OSGeo / grass

GRASS GIS - free and open-source geospatial processing engine
https://grass.osgeo.org
Other
847 stars 308 forks source link

[Feat] Implement GRASS_RASTER_TMPDIR_MAPSET like it exists for vector data #893

Open neteler opened 4 years ago

neteler commented 4 years ago

Is your feature request related to a problem? Please describe.

Since GRASS GIS is able to process enormous amounts of data, it is important to not slow down unnecessarily the processing. When performing raster processing, a .tmp/ directory is created in the current mapset.

In case that the parent mapset directory is located on a slow (e.g. network) drive this slows down the entire processing.

The current workaround to set a link of location/mapset/.tmp/ to another (fast) drive isn't really user friendly.

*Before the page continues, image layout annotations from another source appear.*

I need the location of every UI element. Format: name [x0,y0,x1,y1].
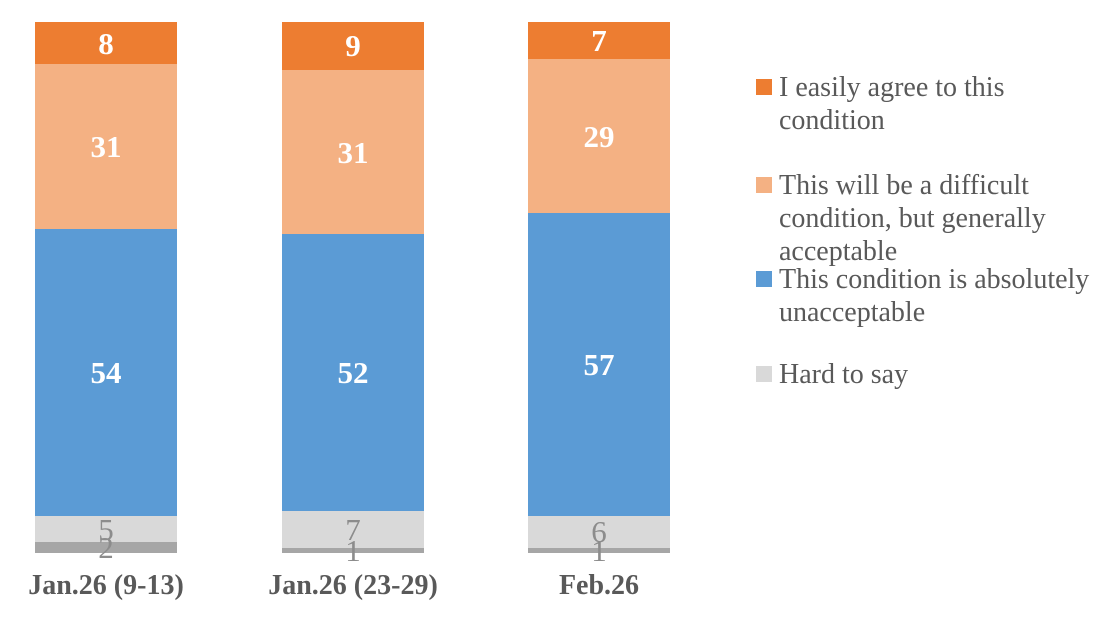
category-label-jan26-9-13: Jan.26 (9-13) [28,570,184,601]
legend-swatch-blue [756,271,772,287]
bar-segment [35,229,177,516]
bar-segment [528,213,670,516]
legend-swatch-orange [756,79,772,95]
category-label-feb26: Feb.26 [558,570,640,601]
legend-item-hard-to-say: Hard to say [756,358,1119,391]
bar-segment [282,69,424,235]
legend-label: This will be a difficult condition, but … [779,170,1046,267]
bar-segment [282,547,424,553]
bar-segment [282,234,424,511]
legend-item-difficult-acceptable: This will be a difficult condition, but … [756,169,1119,268]
bar-segment [528,547,670,553]
bar-segment [35,542,177,553]
bar-segment [35,22,177,65]
legend-item-easily-agree: I easily agree to this condition [756,71,1119,137]
legend-label: This condition is absolutely unacceptabl… [779,264,1090,328]
legend-swatch-light-orange [756,177,772,193]
category-label-jan26-23-29: Jan.26 (23-29) [268,570,438,601]
legend-label: I easily agree to this condition [779,72,1005,136]
bar-segment [282,510,424,548]
legend-swatch-gray [756,366,772,382]
bar-segment [528,515,670,548]
bar-segment [528,59,670,214]
bar-segment [282,22,424,70]
legend-item-absolutely-unacceptable: This condition is absolutely unacceptabl… [756,263,1119,329]
bar-segment [35,515,177,543]
bar-segment [35,64,177,230]
bar-segment [528,22,670,60]
legend-label: Hard to say [779,359,909,390]
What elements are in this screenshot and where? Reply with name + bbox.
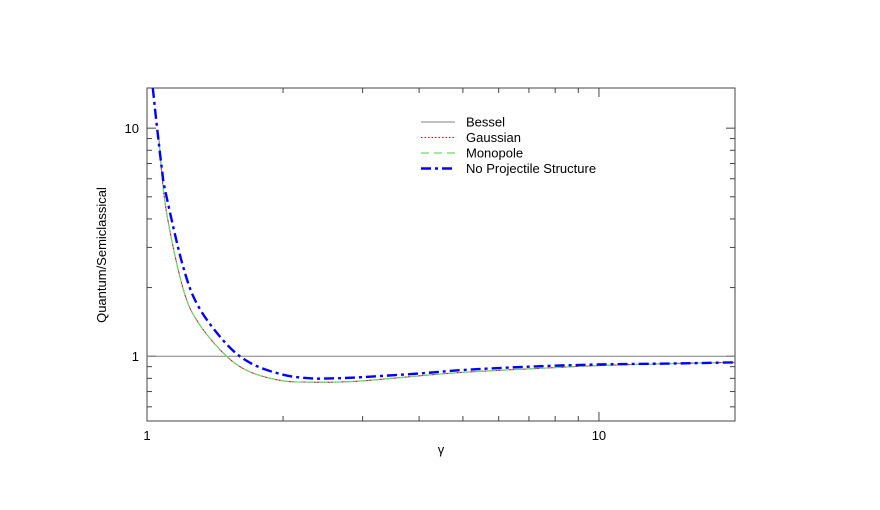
- plot-area-frame: [146, 87, 736, 422]
- series-line-monopole: [157, 133, 735, 383]
- tick-labels: 1 10 1 10: [125, 121, 607, 443]
- series-line-gaussian: [157, 133, 735, 383]
- y-tick-label: 10: [125, 121, 139, 136]
- series-lines: [151, 88, 735, 383]
- legend-label: Monopole: [466, 146, 523, 161]
- series-line-no-projectile-structure: [151, 88, 735, 380]
- x-tick-label: 10: [592, 428, 606, 443]
- y-tick-label: 1: [132, 349, 139, 364]
- x-tick-label: 1: [143, 428, 150, 443]
- tick-marks: [146, 88, 736, 421]
- series-line-bessel: [157, 133, 735, 383]
- x-axis-label: γ: [438, 442, 445, 457]
- y-axis-label: Quantum/Semiclassical: [94, 187, 109, 323]
- legend-label: No Projectile Structure: [466, 161, 596, 176]
- legend-label: Bessel: [466, 115, 505, 130]
- legend-label: Gaussian: [466, 130, 521, 145]
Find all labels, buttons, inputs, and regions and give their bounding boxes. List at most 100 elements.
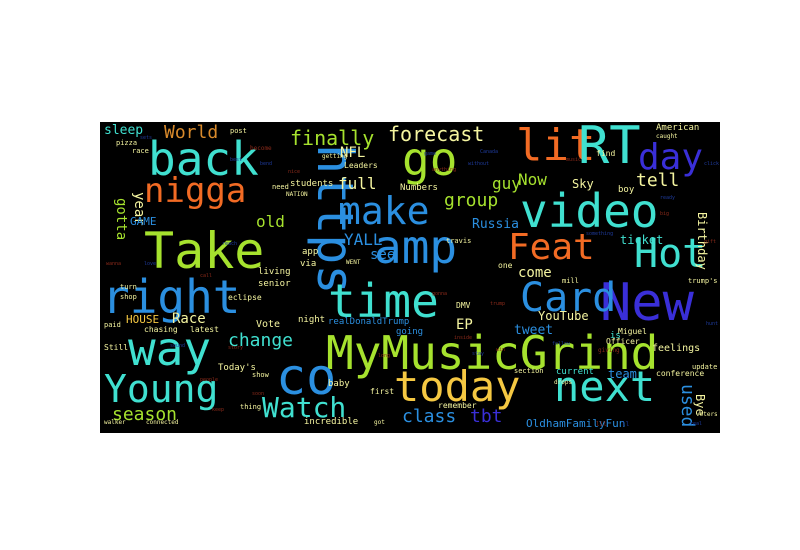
word-tell: tell xyxy=(636,170,680,191)
word-mill: mill xyxy=(562,277,579,285)
word-night: night xyxy=(298,315,326,325)
word-ready: ready xyxy=(660,195,676,201)
word-stay: stay xyxy=(472,351,485,357)
word-canada: Canada xyxy=(480,149,499,155)
word-see: see xyxy=(370,247,396,263)
word-voters: voters xyxy=(696,411,718,418)
word-nation: NATION xyxy=(286,191,308,198)
word-walker: walker xyxy=(104,419,126,426)
word-paid: paid xyxy=(104,321,121,329)
word-pizza: pizza xyxy=(116,139,138,147)
word-card: Card xyxy=(520,275,617,321)
word-ep: EP xyxy=(456,317,473,333)
word-group: group xyxy=(444,190,499,211)
word-officer: Officer xyxy=(606,337,640,346)
word-used: used xyxy=(677,384,698,428)
word-incredible: incredible xyxy=(304,417,359,427)
word-first: first xyxy=(370,387,395,396)
word-nfl: NFL xyxy=(340,145,366,161)
word-big: big xyxy=(660,211,670,217)
word-tbt: tbt xyxy=(470,406,503,427)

Describe the solution you'd like

A desired solution the implementation of support for a new GRASS_RASTER_TMPDIR_MAPSET variable like it already exists for vector data (GRASS_VECTOR_TMPDIR_MAPSET)

This would require to change all hardcoded .tmp/ occurences to the variable, esp. in source code in lib/init/grass.py, lib/gis/open.c, lib/gis/file_name.c, the raster library, etc.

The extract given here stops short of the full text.